Old (2021)

*. I wonder if M. Night Shyamalan likes making these kinds of gimmick films, or if it’s just something he fell into and now is stuck with. I actually think he likes making them. Otherwise he would have probably moved on.
*. The main idea here, of a beach where the visitors begin to age at a supernatural pace (two years an hour), came from a French graphic novel, but Shyamalan added his own twist. I think it’s a good premise, and the twist at least has its own sort of logic. Indeed, it’s not really a surprise at all. But the basic problem with all such twists is that they breed an impatience in the audience. You just want to find out what’s going on, and you don’t care so much about what’s happening at the moment, which all feels contrived anyway.
*. A film like this also not only dares you but begs you to question how well its bizarre premise holds together. I’m afraid it doesn’t. I was bothered by a lot of what was going on. Why do the kids seems to grow old so much faster than the adults, and how do they develop such intelligence and emotional maturity to go along with their physical growth? How do the people end up back out on the beach after suffering some kind of pressure sickness when they try to leave? Why do the dead bodies decompose so quickly? None of this made sense to me, along with much else I won’t get into.
*. Is it watchable? Yes. Shyamalan seems to have really been taken with panning the camera in this film, and he works the beach well as a location. We go through all the fairly predictable, and one not-so-predictable, crises and failed escapes. But the characters are nothing but the usual stereotypes (the accountant who won’t let up talking about the odds, the trophy wife who turns into a monster) and the story just sort of limps along. I wrote in my notes that it felt like a Twilight Zone episode put on the rack, and found out later that Shyamalan himself called it a “two-hour Twilight Zone episode.” So that’s exactly where you are.
*. Any thought of deeper connections is just wishful thinking. Shyamalan says he wanted to invoke the spirit of movies that developed a sense of natural supernaturalism like Walkabout and Picnic at Hanging Rock, but there’s none of that.
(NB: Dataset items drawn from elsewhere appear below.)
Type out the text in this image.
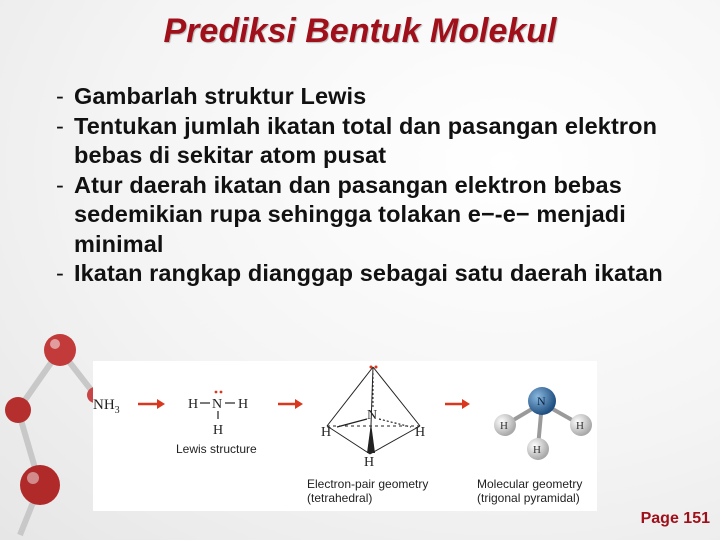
Prediksi Bentuk Molekul
- Gambarlah struktur Lewis
- Tentukan jumlah ikatan total dan pasangan elektron bebas di sekitar atom pusat
- Atur daerah ikatan dan pasangan elektron bebas sedemikian rupa sehingga tolakan e−-e− menjadi minimal
- Ikatan rangkap dianggap sebagai satu daerah ikatan
$NH_3$	H N H
H
Lewis structure
N
H	H
H
Electron-pair geometry
(tetrahedral)
N
H	H
H
Molecular geometry
(trigonal pyramidal)
Page 151
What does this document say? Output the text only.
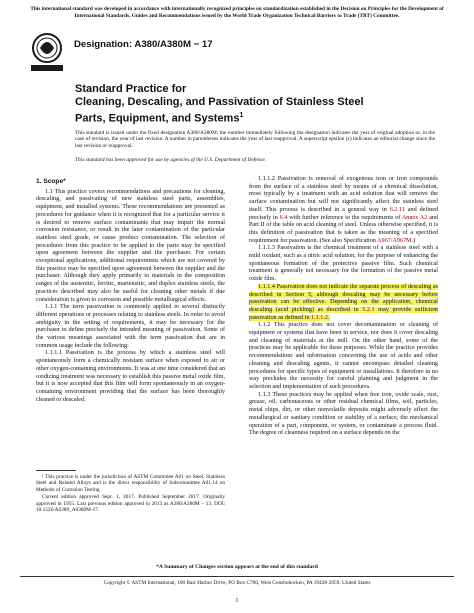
This international standard was developed in accordance with internationally recognized principles on standardization established in the Decision on Principles for the Development of International Standards, Guides and Recommendations issued by the World Trade Organization Technical Barriers to Trade (TBT) Committee.
Designation: A380/A380M − 17
Standard Practice for
Cleaning, Descaling, and Passivation of Stainless Steel
Parts, Equipment, and Systems$^1$
This standard is issued under the fixed designation A380/A380M; the number immediately following the designation indicates the year of original adoption or, in the case of revision, the year of last revision. A number in parentheses indicates the year of last reapproval. A superscript epsilon (ε) indicates an editorial change since the last revision or reapproval.
This standard has been approved for use by agencies of the U.S. Department of Defense.
1. Scope*

1.1 This practice covers recommendations and precautions for cleaning, descaling, and passivating of new stainless steel parts, assemblies, equipment, and installed systems. These recommendations are presented as procedures for guidance when it is recognized that for a particular service it is desired to remove surface contaminants that may impair the normal corrosion resistance, or result in the later contamination of the particular stainless steel grade, or cause product contamination. The selection of procedures from this practice to be applied to the parts may be specified upon agreement between the supplier and the purchaser. For certain exceptional applications, additional requirements which are not covered by this practice may be specified upon agreement between the supplier and the purchaser. Although they apply primarily to materials in the composition ranges of the austenitic, ferritic, martensitic, and duplex stainless steels, the practices described may also be useful for cleaning other metals if due consideration is given to corrosion and possible metallurgical effects.

1.1.1 The term passivation is commonly applied to several distinctly different operations or processes relating to stainless steels. In order to avoid ambiguity in the setting of requirements, it may be necessary for the purchaser to define precisely the intended meaning of passivation. Some of the various meanings associated with the term passivation that are in common usage include the following:

1.1.1.1 Passivation is the process by which a stainless steel will spontaneously form a chemically resistant surface when exposed to air or other oxygen-containing environments. It was at one time considered that an oxidizing treatment was necessary to establish this passive metal oxide film, but it is now accepted that this film will form spontaneously in an oxygen-containing environment providing that the surface has been thoroughly cleaned or descaled.

¹ This practice is under the jurisdiction of ASTM Committee A01 on Steel, Stainless Steel and Related Alloys and is the direct responsibility of Subcommittee A01.14 on Methods of Corrosion Testing.

Current edition approved Sept. 1, 2017. Published September 2017. Originally approved in 1955. Last previous edition approved in 2013 as A380/A380M – 13. DOI: 10.1520/A0380_A0380M-17.

1.1.1.2 Passivation is removal of exogenous iron or iron compounds from the surface of a stainless steel by means of a chemical dissolution, most typically by a treatment with an acid solution that will remove the surface contamination but will not significantly affect the stainless steel itself. This process is described in a general way in 6.2.11 and defined precisely in 6.4 with further reference to the requirements of Annex A2 and Part II of the table on acid cleaning of steel. Unless otherwise specified, it is this definition of passivation that is taken as the meaning of a specified requirement for passivation. (See also Specification A967/A967M.)

1.1.1.3 Passivation is the chemical treatment of a stainless steel with a mild oxidant, such as a nitric acid solution, for the purpose of enhancing the spontaneous formation of the protective passive film. Such chemical treatment is generally not necessary for the formation of the passive metal oxide film.

1.1.1.4 Passivation does not indicate the separate process of descaling as described in Section 5, although descaling may be necessary before passivation can be effective. Depending on the application, chemical descaling (acid pickling) as described in 5.2.1 may provide sufficient passivation as defined in 1.1.1.2.

1.1.2 This practice does not cover decontamination or cleaning of equipment or systems that have been in service, nor does it cover descaling and cleaning of materials at the mill. On the other hand, some of the practices may be applicable for these purposes. While the practice provides recommendations and information concerning the use of acids and other cleaning and descaling agents, it cannot encompass detailed cleaning procedures for specific types of equipment or installations. It therefore in no way precludes the necessity for careful planning and judgment in the selection and implementation of such procedures.

1.1.3 These practices may be applied when free iron, oxide scale, rust, grease, oil, carbonaceous or other residual chemical films, soil, particles, metal chips, dirt, or other nonvolatile deposits might adversely affect the metallurgical or sanitary condition or stability of a surface, the mechanical operation of a part, component, or system, or contaminate a process fluid. The degree of cleanness required on a surface depends on the

*A Summary of Changes section appears at the end of this standard
Copyright © ASTM International, 100 Barr Harbor Drive, PO Box C700, West Conshohocken, PA 19428-2959. United States
1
Nor is there any of the moral or political edge of The Exterminating Angel, which is another comparison that’s been made.
*. Instead, what with the (very) young lovers getting at it the movie that strangely crept to mind was The Blue Lagoon (1980). This made me wonder how many people today even remember The Blue Lagoon, which was quite the succès de scandale at the time. It seems to be one of those movies that has pretty much dropped off everyone’s radar today. It’s interesting how that happens.
*. Will Old fare any better, or will it disappear into the sands of time like the bodies on its beach? I suspect it will be remembered as a minor novelty, which is all that I think it tries to be. A bit disappointing given the potential it had to go in different and more interesting directions, but from this particular genre of beach movie there really is no exit.

18 thoughts on “Old (2021)

  1. Alex Good Post author

    Perhaps the most curious thing about the warping of the space-time continuum in this film is the way it actually premiered in Scotland a full *nine years* before its debut in the rest of the world!

    Reply
  2. fragglerocking

    I haven’t seen this one and didn’t really have the desire to. I remember the Blue Lagoon and the cafuffle about Brook Shields being too young to get her tits oot. Didn’t think too much of the movie, and dying of berries was a bit poor when they could at least have been eaten by th cannibals. Oh well.

    Reply
    1. Alex Good Post author

      If this is all he wants to do then he should probably stick to lower-budget quickies. There’s no point in dressing this material up too much because it starts to trip over itself with all the stuff that’s not really necessary to make it work.

      Reply
  3. Bookstooge

    I stopped watching Shyamalan’s stuff awhile ago. I don’t know if he started putting out worse movies or if I started expecting more (which seems impossible, considering what we get now, sigh), but he just isn’t the magnet he used to be for me.

    I remember Dix writing up his review and thinking “Nope, still not interested in Shyamalan” and your review has made me really double down on that. Which is too bad because I really liked 6th Sense and The Village…

    Reply
    1. Alex Good Post author

      For some reason he gave up on what he did really well, which is make good suspense movies. This movie doesn’t work on that level at all.